Vaincre par les mots. Au sujet du livre de Thomas Clavel, Un traître mot

A LA UNE

Je ne saurais me prévaloir en l’occurrence d’aucun mérite personnel, mais voici un ouvrage essentiel qui constitue un remarquable complément à mon article du 7 avril intitulé : Fiers d’être Blancs (Breizh-Info). 

L’histoire est celle d’un professeur de littérature en faculté, accomplissant avec rigueur et un sens profond du devoir ce pourquoi il est fait : transmettre. Que transmet-il ? Ce que tout enseignant de littérature devrait transmettre : le sens de la langue et de sa beauté, la grandeur et la profondeur des textes du panthéon littéraire, l’ampleur et la dignité du patrimoine culturel, le sentiment de fierté que tout citoyen devrait éprouver en se disant qu’il en est l’héritier, et par là chargé de le préserver.
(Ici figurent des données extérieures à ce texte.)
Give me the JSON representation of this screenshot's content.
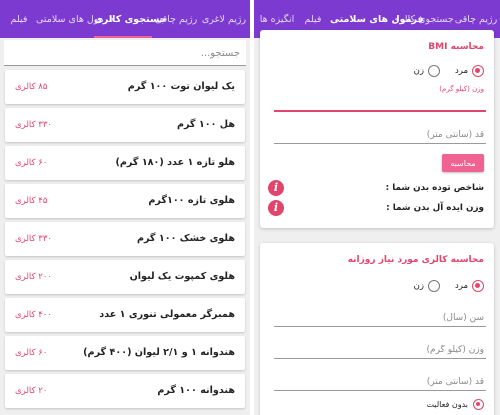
{
  "colors": {
    "primary": "#7d3ad1",
    "accent": "#e2456c",
    "button": "#f06292"
  },
  "left_tabs": [
    {
      "label": "فیلم"
    },
    {
      "label": "فرمول های سلامتی"
    },
    {
      "label": "جستجوی کالری"
    },
    {
      "label": "رژیم چاقی"
    },
    {
      "label": "رژیم لاغری"
    }
  ],
  "right_tabs": [
    {
      "label": "انگیزه ها"
    },
    {
      "label": "فیلم"
    },
    {
      "label": "فرمول های سلامتی"
    },
    {
      "label": "جستجوی کالری"
    },
    {
      "label": "رژیم چاقی"
    }
  ],
  "search": {
    "placeholder": "جستجو..."
  },
  "foods": [
    {
      "name": "یک لیوان توت ۱۰۰ گرم",
      "calories": "۸۵ کالری"
    },
    {
      "name": "هل ۱۰۰ گرم",
      "calories": "۳۳۰ کالری"
    },
    {
      "name": "هلو تازه ۱ عدد (۱۸۰ گرم)",
      "calories": "۶۰ کالری"
    },
    {
      "name": "هلوی تازه ۱۰۰گرم",
      "calories": "۴۵ کالری"
    },
    {
      "name": "هلوی خشک ۱۰۰ گرم",
      "calories": "۳۳۰ کالری"
    },
    {
      "name": "هلوی کمپوت یک لیوان",
      "calories": "۲۰۰ کالری"
    },
    {
      "name": "همبرگر معمولی تنوری ۱ عدد",
      "calories": "۴۰۰ کالری"
    },
    {
      "name": "هندوانه ۱ و ۲/۱ لیوان (۴۰۰ گرم)",
      "calories": "۶۰ کالری"
    },
    {
      "name": "هندوانه ۱۰۰ گرم",
      "calories": "۲۰ کالری"
    }
  ],
  "bmi": {
    "title": "محاسبه BMI",
    "gender_options": [
      {
        "label": "مرد",
        "selected": true
      },
      {
        "label": "زن",
        "selected": false
      }
    ],
    "weight_label": "وزن (کیلو گرم)",
    "height_placeholder": "قد (سانتی متر)",
    "button_label": "محاسبه",
    "bmi_result_label": "شاخص توده بدن شما :",
    "ideal_weight_label": "وزن ایده آل بدن شما :"
  },
  "daily_calorie": {
    "title": "محاسبه کالری مورد نیاز روزانه",
    "gender_options": [
      {
        "label": "مرد",
        "selected": true
      },
      {
        "label": "زن",
        "selected": false
      }
    ],
    "age_placeholder": "سن (سال)",
    "weight_placeholder": "وزن (کیلو گرم)",
    "height_placeholder": "قد (سانتی متر)",
    "activity_label": "بدون فعالیت"
  }
}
Aujourd’hui, toutefois, le professeur de littérature – les professeurs en général, par ailleurs – n’agissent plus dans un contexte sain, mais dans celui que le Mondialisme a perverti. 
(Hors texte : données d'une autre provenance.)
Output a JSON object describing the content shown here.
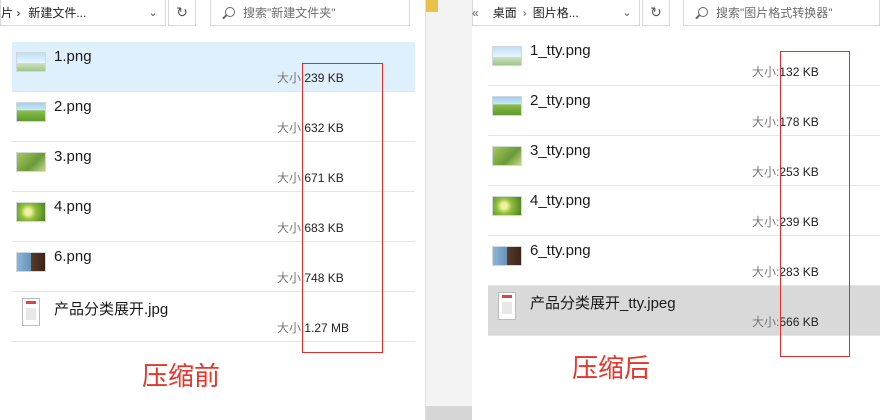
{
  "left_window": {
    "address_prefix": "片 ›",
    "address_path": "新建文件...",
    "search_placeholder": "搜索\"新建文件夹\"",
    "caption": "压缩前",
    "files": [
      {
        "name": "1.png",
        "size_label": "大小:",
        "size": "239 KB",
        "thumb": "sky-icon",
        "selected": true
      },
      {
        "name": "2.png",
        "size_label": "大小:",
        "size": "632 KB",
        "thumb": "field-icon",
        "selected": false
      },
      {
        "name": "3.png",
        "size_label": "大小:",
        "size": "671 KB",
        "thumb": "grass-icon",
        "selected": false
      },
      {
        "name": "4.png",
        "size_label": "大小:",
        "size": "683 KB",
        "thumb": "flowers-icon",
        "selected": false
      },
      {
        "name": "6.png",
        "size_label": "大小:",
        "size": "748 KB",
        "thumb": "portrait-icon",
        "selected": false
      },
      {
        "name": "产品分类展开.jpg",
        "size_label": "大小:",
        "size": "1.27 MB",
        "thumb": "document-icon",
        "selected": false
      }
    ]
  },
  "right_window": {
    "address_prefix": "«",
    "address_path_1": "桌面",
    "address_path_2": "图片格...",
    "search_placeholder": "搜索\"图片格式转换器\"",
    "caption": "压缩后",
    "files": [
      {
        "name": "1_tty.png",
        "size_label": "大小:",
        "size": "132 KB",
        "thumb": "sky-icon",
        "selected": false
      },
      {
        "name": "2_tty.png",
        "size_label": "大小:",
        "size": "178 KB",
        "thumb": "field-icon",
        "selected": false
      },
      {
        "name": "3_tty.png",
        "size_label": "大小:",
        "size": "253 KB",
        "thumb": "grass-icon",
        "selected": false
      },
      {
        "name": "4_tty.png",
        "size_label": "大小:",
        "size": "239 KB",
        "thumb": "flowers-icon",
        "selected": false
      },
      {
        "name": "6_tty.png",
        "size_label": "大小:",
        "size": "283 KB",
        "thumb": "portrait-icon",
        "selected": false
      },
      {
        "name": "产品分类展开_tty.jpeg",
        "size_label": "大小:",
        "size": "566 KB",
        "thumb": "document-icon",
        "selected": true
      }
    ]
  },
  "colors": {
    "accent_red": "#e8342a",
    "selection_blue": "#dff0fd",
    "selection_gray": "#d9d9d9"
  }
}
Piégé par une démarcheuse téléphonique sournoise, le professeur en question prononce, agacé, un syntagme malheureux : « On se plaint des Roms qui nous font les poches dans le métro à l’heure de pointe – mais alors vous, c’est encore pire ! » La tempête soulevée l’entraînera dans un maelström kafkaïen : convocation à la police, enquête sur ses antécédents, constitution d’un dossier à charge dans lequel il lui sera reproché d’avoir lu Renaud Camus (et donc de croire assurément au Grand Remplacement), d’avoir discriminé les Roms, d’avoir mal noté une de ses étudiantes parce qu’elle était de couleur. Par ce dernier forfait, il se rendait coupable de « comportement oppressif de type sexiste et négrophobe », ainsi que d’ « abus de pouvoir enseignant ». Que l’étudiante en question eût mérité sa mauvaise note n’était d’aucun poids. 

« UNE ÈRE PUTRÉFIÉE »

Condamné à deux ans de prison et à subir une rééducation que l’on croyait réservée aux seules dictatures communistes, le professeur trouvera la parade, le moyen de se défaire de la « camisole idéologique » dans laquelle nous sommes d’ores et déjà enfermés. Je proposais, dans mon article, de vaincre nos adversaires par le rire. Le procédé conseillé par Thomas Clavel inclut ce dernier. Assemblant autour de lui un nombre de plus en plus élevé de compagnons de cellule, il se lance dans un « petit cours d’impiété verbale », dans « une séance de désintoxication » sémantique. Il s’agit d’enrayer la dynamique dénoncée par Nietzsche : « Encore un siècle de journalisme et tous les mots pueront ». La puanteur, déjà, nous assaille ; il est temps de la faire régresser en faisant pièce à « la grande comédie de la contrition linguistique ».    

Choisissant sept mots, le professeur leur rend, avec son groupe, leur sens originel, étranger à celui que la dictature mondialiste privilégie afin de lui jeter l’anathème : « vivre ensemble, race, minorité, stigmate, amalgame, nauséabond ». Que fait-il de ces mots ? De quelle manière servent-ils à contrer les manœuvres imbéciles des nouveaux puritains qui nous dirigent, adeptes de bûchers et d’autodafés ? Je laisse aux lecteurs le plaisir de le découvrir.

JUBILATION

Citant à juste titre Malraux, Clavel rappelle au lecteur que : « une minorité comporte encore une majorité d’imbéciles ». De ces minorités-là, nous sommes les victimes, ici, en Europe, dans notre civilisation multimillénaire, avec la complicité de la majorité d’imbéciles parmi la minorité européenne qui soutient la majorité minoritaire venue d’ailleurs. Puisons alors dans notre patrimoine et redonnons à ce qui nous a faits grands de quoi nous grandir une fois encore. Ainsi en finirons-nous avec ceux qui veulent nous tuer par les mots. Ainsi parviendrons-nous à éradiquer l’infantilisation qui nous accable par la condamnation des « stéréotypes » et des « clichés » auxquels nous croyons et qui sont en fait ces vérités que des siècles d’expérience populaire ont consacrées. Ainsi sortirons-nous vainqueurs de la « guerre totale » contre nous dont la première étape est la « guerre contre les mots ».

Il faut lire Un traître mot : médicament topique, antidote au politiquement correct, purge anti-média, préservatif anti-imbécilité, insufflation d’intelligence, parade idéale contre les orviétans idéologiques.